ELKO — A mining reform bill similar to one that passed the U.S. House last year but failed to get out of the Senate has been reintroduced in the House.
In addition to rewriting the Mining Law of 1872, the measure would impose royalties on the hard-rock mining industry.
"Given our current economic crisis and the empty state of our national treasury, it is ludicrous to be allowing this outmoded law to continue to exempt these lucrative mining activities from paying a fair return to the American people," said Rep. Nick Rahall, D-W.Va., the chairman of the House Resource Committee who introduced the bill Tuesday.
Rahall said the current economic crisis makes it more important than ever to generate royalties from minerals mined on public lands. The National Mining Association disagrees.
"Mines are already operating in the highest cost environment in the world.
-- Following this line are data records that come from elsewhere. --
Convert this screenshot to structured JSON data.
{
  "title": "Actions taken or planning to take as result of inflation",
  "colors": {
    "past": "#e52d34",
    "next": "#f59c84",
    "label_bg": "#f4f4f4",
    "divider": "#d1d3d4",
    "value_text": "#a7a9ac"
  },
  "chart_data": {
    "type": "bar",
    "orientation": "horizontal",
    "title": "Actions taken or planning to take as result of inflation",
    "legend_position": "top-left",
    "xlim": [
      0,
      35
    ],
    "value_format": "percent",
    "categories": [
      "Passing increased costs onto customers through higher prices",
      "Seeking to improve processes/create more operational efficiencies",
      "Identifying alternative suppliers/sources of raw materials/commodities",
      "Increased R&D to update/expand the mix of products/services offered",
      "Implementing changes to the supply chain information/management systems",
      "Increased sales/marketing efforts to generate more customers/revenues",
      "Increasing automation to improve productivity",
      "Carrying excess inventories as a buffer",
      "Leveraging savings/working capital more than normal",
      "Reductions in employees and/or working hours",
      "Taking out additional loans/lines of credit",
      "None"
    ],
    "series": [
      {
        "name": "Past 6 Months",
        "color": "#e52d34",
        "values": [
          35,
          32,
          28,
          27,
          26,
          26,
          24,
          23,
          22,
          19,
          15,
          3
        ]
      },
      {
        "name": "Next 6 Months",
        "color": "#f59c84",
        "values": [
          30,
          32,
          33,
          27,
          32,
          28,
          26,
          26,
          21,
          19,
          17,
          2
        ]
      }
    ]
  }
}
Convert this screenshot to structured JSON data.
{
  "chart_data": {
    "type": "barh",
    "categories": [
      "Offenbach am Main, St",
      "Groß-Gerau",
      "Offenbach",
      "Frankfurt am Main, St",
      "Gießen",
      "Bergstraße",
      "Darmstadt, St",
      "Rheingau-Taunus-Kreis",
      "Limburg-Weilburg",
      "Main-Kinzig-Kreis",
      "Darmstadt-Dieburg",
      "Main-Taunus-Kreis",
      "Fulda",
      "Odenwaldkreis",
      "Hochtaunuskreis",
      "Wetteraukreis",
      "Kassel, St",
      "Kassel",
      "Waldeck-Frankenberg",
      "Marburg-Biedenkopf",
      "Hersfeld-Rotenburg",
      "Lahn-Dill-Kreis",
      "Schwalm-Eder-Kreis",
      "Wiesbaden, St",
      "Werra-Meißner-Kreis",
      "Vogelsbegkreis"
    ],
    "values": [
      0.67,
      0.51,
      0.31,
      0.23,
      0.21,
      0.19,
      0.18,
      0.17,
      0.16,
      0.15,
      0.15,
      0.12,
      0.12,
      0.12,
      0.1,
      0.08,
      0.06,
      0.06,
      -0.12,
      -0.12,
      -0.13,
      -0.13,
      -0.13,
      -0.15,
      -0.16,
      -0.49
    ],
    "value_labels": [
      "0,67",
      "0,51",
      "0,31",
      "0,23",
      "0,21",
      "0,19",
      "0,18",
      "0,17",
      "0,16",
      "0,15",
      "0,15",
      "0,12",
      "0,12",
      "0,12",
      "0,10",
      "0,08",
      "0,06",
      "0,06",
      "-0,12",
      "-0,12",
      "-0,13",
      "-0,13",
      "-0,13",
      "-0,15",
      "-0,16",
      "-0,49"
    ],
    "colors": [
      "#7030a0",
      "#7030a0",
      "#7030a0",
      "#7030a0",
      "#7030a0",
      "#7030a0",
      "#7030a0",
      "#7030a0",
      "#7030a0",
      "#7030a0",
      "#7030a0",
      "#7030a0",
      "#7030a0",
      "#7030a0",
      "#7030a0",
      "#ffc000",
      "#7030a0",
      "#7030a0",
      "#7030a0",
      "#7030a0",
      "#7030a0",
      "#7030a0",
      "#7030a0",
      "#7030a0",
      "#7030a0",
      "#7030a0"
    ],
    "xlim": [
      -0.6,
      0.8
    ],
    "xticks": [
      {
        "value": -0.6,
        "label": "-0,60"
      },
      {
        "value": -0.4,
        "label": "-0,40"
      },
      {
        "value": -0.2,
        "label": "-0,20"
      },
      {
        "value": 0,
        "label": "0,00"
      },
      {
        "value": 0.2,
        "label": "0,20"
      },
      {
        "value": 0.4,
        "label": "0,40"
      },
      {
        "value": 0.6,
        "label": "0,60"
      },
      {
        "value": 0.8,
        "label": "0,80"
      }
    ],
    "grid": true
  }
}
They certainly cant withstand one of the highest, if not the highest, royalty in the world," said Luke Popovich, vice president of external communities for the Washington-based organization.
"The economy is so fragile, so it’s a particularly bad time," he said. "We are already seeing member companies announcing layoffs and mine closures."
Rep. Dean Heller, R-Nev., also pointed to Nevada’s suffering economy as a key reason he will oppose the Rahall bill.
"With Nevada’s unemployment at 9.1 percent, the mining industry and the jobs it creates is one of the few bright spots in our current economic environment. It would be misguided to burden the mining industry with excessive regulations and taxes if we want our economy in Nevada to thrive," Heller said.
The bill Rahall reintroduced calls for an 8 percent gross royalty on mineral production from new mines on public lands and a 4 percent gross royalty on mines that are already in operation.
Popovich said the NMA is willing to work on mining law reform, but any royalty should be a net royalty on production, not gross, and certainly 8 percent is too high.
Environmentalists support Rahall’s effort to get the reform bill back on the table this session, however.